Belleza

Ayer caminando por las calles de mi ciudad de madrugada, a las horas en las que todo parece estar dormido excepto el brillo azul de algunos televisores en el interior de las casas, los coches aparcados y tristes, las paradas de autobús abandonadas bajo la luz anaranjada de las farolas, una agradable brisa recorría los distritos vacíos, como si quisiera desvelar un secreto.
Contempla decía, contempla la belleza.
Vi una mujer insomne asomada a una ventana, fumaba, fumaba contra algo, echaba el humo de su boca como si quisiera acariciar las estrellas, viendo a lo lejos aterrizar a los aviones. Vi restos de cáscaras de pipas a los pies de unos escalones, una bolsa vacía y arrugada de patatas que trataba de huir chocando contra una pared, una lata de refresco hecha un amasijo, una pareja pensé, ella llevaría una diadema verde, pantalones cortos y el pelo mojado de haber estado en la piscina, reducido a una humedad hermosa lo mismo que cuando salen de la ducha, él, él era parte de su sombra. Todos los negocios estaban cerrados, con las persianas echadas, algunos con luz en su interior para dejar ver los escaparates, o para disuadir, la luz disuade más que la oscuridad. Allí estaban todas las alarmas sin sonar, expectantes. Me senté en la acera, en el hueco azul de un parking de minusválidos. El dibujo en el suelo parecía un hombre que no cabía en su placenta, pensé que estaba bien que aquel hueco existiera, que alguna esperanza quedaba en la raza humana si aquel hueco todavía estaba libre. El azul estaba sucio. Saqué un chicle, el estuche era parecido al de un paquete de tabaco, como si el cartón pudiera guardar alguna elegancia. El sabor era agradable, despertaba en mí diferentes recuerdos, infancia, barrio, horas jugando al fútbol, unos labios, sus labios, su rostro viniendo hacia mí, hundiéndose en mi alma, como nos hunden el alma los besos, los besos verdaderos, los más involuntarios, los besos que se dan contra la muerte.
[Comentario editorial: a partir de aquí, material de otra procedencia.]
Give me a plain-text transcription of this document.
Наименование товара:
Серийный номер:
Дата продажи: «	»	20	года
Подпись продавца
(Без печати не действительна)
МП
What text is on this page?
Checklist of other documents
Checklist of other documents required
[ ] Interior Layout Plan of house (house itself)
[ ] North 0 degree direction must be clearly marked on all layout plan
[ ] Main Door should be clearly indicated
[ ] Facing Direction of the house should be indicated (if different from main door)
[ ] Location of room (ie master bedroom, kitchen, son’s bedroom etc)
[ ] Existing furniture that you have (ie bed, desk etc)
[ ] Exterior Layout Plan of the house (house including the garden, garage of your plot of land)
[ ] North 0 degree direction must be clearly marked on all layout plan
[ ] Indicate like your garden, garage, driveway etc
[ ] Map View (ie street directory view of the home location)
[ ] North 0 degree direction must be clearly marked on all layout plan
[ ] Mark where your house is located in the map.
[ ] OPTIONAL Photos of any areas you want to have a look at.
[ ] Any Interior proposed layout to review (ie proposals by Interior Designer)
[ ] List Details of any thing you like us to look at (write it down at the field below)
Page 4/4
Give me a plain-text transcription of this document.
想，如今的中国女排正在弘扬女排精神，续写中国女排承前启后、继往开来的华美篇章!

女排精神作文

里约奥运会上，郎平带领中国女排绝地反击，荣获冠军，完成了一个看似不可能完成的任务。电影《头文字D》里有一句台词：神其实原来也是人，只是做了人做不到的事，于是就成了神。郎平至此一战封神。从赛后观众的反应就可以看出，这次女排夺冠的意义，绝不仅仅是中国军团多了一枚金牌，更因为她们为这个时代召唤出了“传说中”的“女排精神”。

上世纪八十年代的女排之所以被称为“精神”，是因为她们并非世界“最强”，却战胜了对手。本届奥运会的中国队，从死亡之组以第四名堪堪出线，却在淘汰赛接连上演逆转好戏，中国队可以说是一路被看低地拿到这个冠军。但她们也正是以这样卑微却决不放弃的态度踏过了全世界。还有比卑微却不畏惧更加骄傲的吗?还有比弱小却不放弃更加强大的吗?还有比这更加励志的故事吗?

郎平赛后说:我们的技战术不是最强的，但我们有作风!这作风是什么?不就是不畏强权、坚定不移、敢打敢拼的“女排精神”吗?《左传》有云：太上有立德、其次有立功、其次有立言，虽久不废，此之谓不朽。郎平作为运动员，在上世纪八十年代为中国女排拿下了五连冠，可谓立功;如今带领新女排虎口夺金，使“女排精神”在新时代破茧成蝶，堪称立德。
Me levanté mientras el sabor perdía su intensidad, sonreí a alguien aunque no había nadie que pudiera verme, miré mi móvil, nunca he llevado reloj, eran las 3:21. No me importaba la hora, quería estar allí, la brisa empujaba levemente las ramas de las hileras de árboles, no estaba viendo un anuncio de televisión en el sofá de casa, eso bastaba. Ojalá no tuviera alergia a los perros, estaría siempre paseando con el mío, imaginé que paseaba a mi perro. Me fui con él al banco donde me gusta ir a pensar, es un lugar absurdo, una vereda elevada sobre una pequeña urbanización de chalets desde los que se ve la autovía, siempre pasan coches o camiones, siempre hay alguien que viaja, siempre hay algo que se transporta. Me gusta ver pasar los coches de noche a toda velocidad, la estela que dejan las luces blancas de delante como una mirada que huye, y las rojas de detrás como una herida en la oscuridad. Desde allí veo todas las noches que voy decenas de estrellas fugaces, tantas que no me quedaban deseos por pedir, ellas eran muchas más que mis deseos. ¿Las vería alguien también? ¿Les quedarían a ellos deseos?
Aunque llevaba un libro de Bukowski y el móvil-linterna conmigo (una baratija que nos vendió un marroquí a un amigo y a mí en su locutorio en la ciudad alemana de Bonn), no me apetecía leer, el día anterior había terminado «Mujeres» y ahora empezaba con su primera novela «Post office», traducida como «El cartero», llevaba veinte páginas leídas en casa y me había convencido para leerlo hasta al final, pero sentía todavía fidelidad hacia a la otra novela, y me costaba, me costaba empezar de nuevo.
Esperaba que sucediera algo, no sabía el qué, sólo esperaba que sucediera, solté la correa a mi perro imaginario y corrió de allá para acá, olisqueando el césped y algunas amapolas que habían crecido en los arcenes de la carretera.
No ocurrió nada, nada que yo esperase, un mosquito me picó en el brazo, me rasqué y sentí como se hinchaba la picadura, era extrañamente molesto y agradable. Pobre de él o de ella, pensé, ahora tendrá que vivir toda la vida con mis recuerdos, acabará suicidándose por depresión, picando ansiolíticos o ahogado en una botella de Vodka. Volví a sonreír ante tales estúpidas ocurrencias.
Silbé, mi perro no tenía nombre, pensé en llamarle de algún modo, también pensé que si le pusiera un nombre acabaría por perderlo, era mejor que no tuviera ninguno, estaba bien así.